Elie Pontonnier, l’un des maraîchers de March’Equitable, a réfléchi à cette problématique avant de se lancer. « Elie, accepterais-tu de nous en dire plus ? »
Elie Pontonnier : Mon projet est construit autour d’un concept essentiel, celui d’ECONOMIE.
Que ce soit au niveau du matériel utilisé, du carburant ou autre source d’énergie, de l’eau, de mes finances ou de ma santé, tout tourne autour de ce mot d’ordre principal. Sans que pour autant cela soit une obsession. Juste un projet et une manière de vivre.
Je travaille d’abord sur une petite surface ( 2ha, dont 7000m2 en plein air et 530m2 sous serres non-chauffées), j’ai un tracteur – qui fonctionne 50 heures par an – j’utilise donc essentiellement des outils « sans moteur »: une houe fabriquée avec mon père, un planteur manuel, une bêche… Je bouscule le moins possible le sol, sinon de façon superficielle. Je pratique un peu le paillage pour économiser du temps de travail, paillage plus important sous les serres et plus léger en plein air -trouver le juste milieu pour éviter les rongeurs…- faisant confiance aux organismes du sol (vers de terre et autres auxiliaires) pour aérer, bêcher… à ma place.

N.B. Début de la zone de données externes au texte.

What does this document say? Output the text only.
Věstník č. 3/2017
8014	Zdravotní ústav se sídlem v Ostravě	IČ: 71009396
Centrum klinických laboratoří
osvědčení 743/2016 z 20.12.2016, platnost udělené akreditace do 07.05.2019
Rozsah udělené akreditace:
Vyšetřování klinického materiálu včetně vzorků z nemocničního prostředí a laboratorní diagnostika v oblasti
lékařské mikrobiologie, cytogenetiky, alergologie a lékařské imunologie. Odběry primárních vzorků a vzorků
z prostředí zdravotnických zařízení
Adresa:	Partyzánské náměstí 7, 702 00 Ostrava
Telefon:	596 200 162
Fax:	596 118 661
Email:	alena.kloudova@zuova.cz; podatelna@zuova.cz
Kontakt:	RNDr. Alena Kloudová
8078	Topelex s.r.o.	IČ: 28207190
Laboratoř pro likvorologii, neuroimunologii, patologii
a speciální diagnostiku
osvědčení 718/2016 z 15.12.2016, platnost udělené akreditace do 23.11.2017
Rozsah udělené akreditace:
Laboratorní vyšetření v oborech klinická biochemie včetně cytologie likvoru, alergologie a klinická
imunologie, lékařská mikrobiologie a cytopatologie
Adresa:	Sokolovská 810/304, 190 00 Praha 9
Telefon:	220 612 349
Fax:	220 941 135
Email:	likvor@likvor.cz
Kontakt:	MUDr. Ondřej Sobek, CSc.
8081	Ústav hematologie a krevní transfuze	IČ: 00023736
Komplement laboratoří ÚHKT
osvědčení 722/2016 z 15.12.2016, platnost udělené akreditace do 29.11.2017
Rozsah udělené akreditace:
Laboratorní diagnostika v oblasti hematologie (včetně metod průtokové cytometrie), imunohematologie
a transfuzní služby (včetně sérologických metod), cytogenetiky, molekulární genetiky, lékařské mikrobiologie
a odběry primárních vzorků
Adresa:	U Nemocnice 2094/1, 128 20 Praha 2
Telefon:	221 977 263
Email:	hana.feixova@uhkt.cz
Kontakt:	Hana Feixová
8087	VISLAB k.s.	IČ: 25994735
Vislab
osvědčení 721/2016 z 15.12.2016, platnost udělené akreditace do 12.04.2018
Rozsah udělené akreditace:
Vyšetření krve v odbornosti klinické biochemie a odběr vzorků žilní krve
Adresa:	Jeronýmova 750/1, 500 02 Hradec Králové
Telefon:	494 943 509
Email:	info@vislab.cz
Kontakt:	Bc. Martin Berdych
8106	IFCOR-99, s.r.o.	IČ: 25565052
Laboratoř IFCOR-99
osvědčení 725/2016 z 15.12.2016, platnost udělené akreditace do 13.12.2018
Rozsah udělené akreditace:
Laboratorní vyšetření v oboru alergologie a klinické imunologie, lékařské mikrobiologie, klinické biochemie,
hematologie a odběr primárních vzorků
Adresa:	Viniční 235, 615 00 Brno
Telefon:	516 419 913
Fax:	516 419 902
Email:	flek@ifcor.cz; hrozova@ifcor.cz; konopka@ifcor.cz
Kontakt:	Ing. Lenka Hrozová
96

Je cherche aussi les synergies entre les différentes plantes, qui se complètent et s’enrichissent. Quelques exemples : pour cultiver les carottes, je prépare le sol avec un passage de cultivateur et de fraise, puis j’ai un semoir manuel, que je pousse, et je bine à la houe, manuelle aussi. Quant à l’arrachage, il se fait à la grelinette ou à la bêche. De ce fait, je réduis mon besoin de carburant, et de matériel cher à l’achat et en entretien (économies financières).
Autre exemple : je cultive les courgettes (légumes d’été) derrière les choux fleur (légumes d’hiver), les fanes des seconds servant de paillage aux premières. Là, mes charges sont réduites (j’utilise deux fois le même espace, je diminue mes taxes, je prends ce que j’ai sur place pour protéger ma seconde culture, donc pas de carburant et de temps pour me procurer d’autres protections pour mes plants de courgettes…).Je tiens compte aussi de la façon dont les plants vont être demandeurs par rapport au sol, un légume « gourmand » en azote, suivant un autre moins demandeur, etc.
J’évalue mon temps de travail à environ 20 heures par semaine pour les périodes creuses et 90 heures de mai à mi-juillet, lorsque la mise en production rencontre les récoltes longues de haricots verts et autres petits pois.
Et je commercialise mes légumes à March’Equitable, environ 25 km de chez moi, et chez moi afin de ne pas consommer trop de carburant.
D’après les études que j’ai lues, cela ressemble à ce que vit un maraîcher conventionnel. Ma production, elle, est évidemment moindre. Mes charges étant également moindres, mon résultat, lui, est sensiblement le même car, justement, j’ai moins de charges (taxes, assurances, engrais, carburant, électricité…).
Je produis mes plants moi-même, juste parce qu’un plant produit sur place, avec les caractéristiques du terroir dans lequel il grandira, est moins malade et moins gourmand en eau. D’autre part, je fertilise avec ma cendre de bois qui les nourrit en potasse et en phosphore, et je récupère( ou j’achète) le fumier d’un voisin ou les déchets verts de la commune.
Enfin, je me ressource à travers les rencontres organisées par le CIVAM, et je complète ma formation au travers de sites comme « l’atelier paysan », les livres de mon père ( Editions Terre Vivante et du Terran) et mes échanges avec lui (puisqu’il jardine depuis toujours), et les conférences de Marc DUFUMIER et celles de Lydia et Claude BOURGUIGNON, ingénieurs agronomes, que vous pouvez trouver sur YOUTUBE.
Pour moi, économiser l’énergie, c’est accepter de cerner mes besoins et me contenter de ce que je sens nécessaire. Cela relève d’une vision globale qui englobe tous les aspects de mon travail et de ma vie.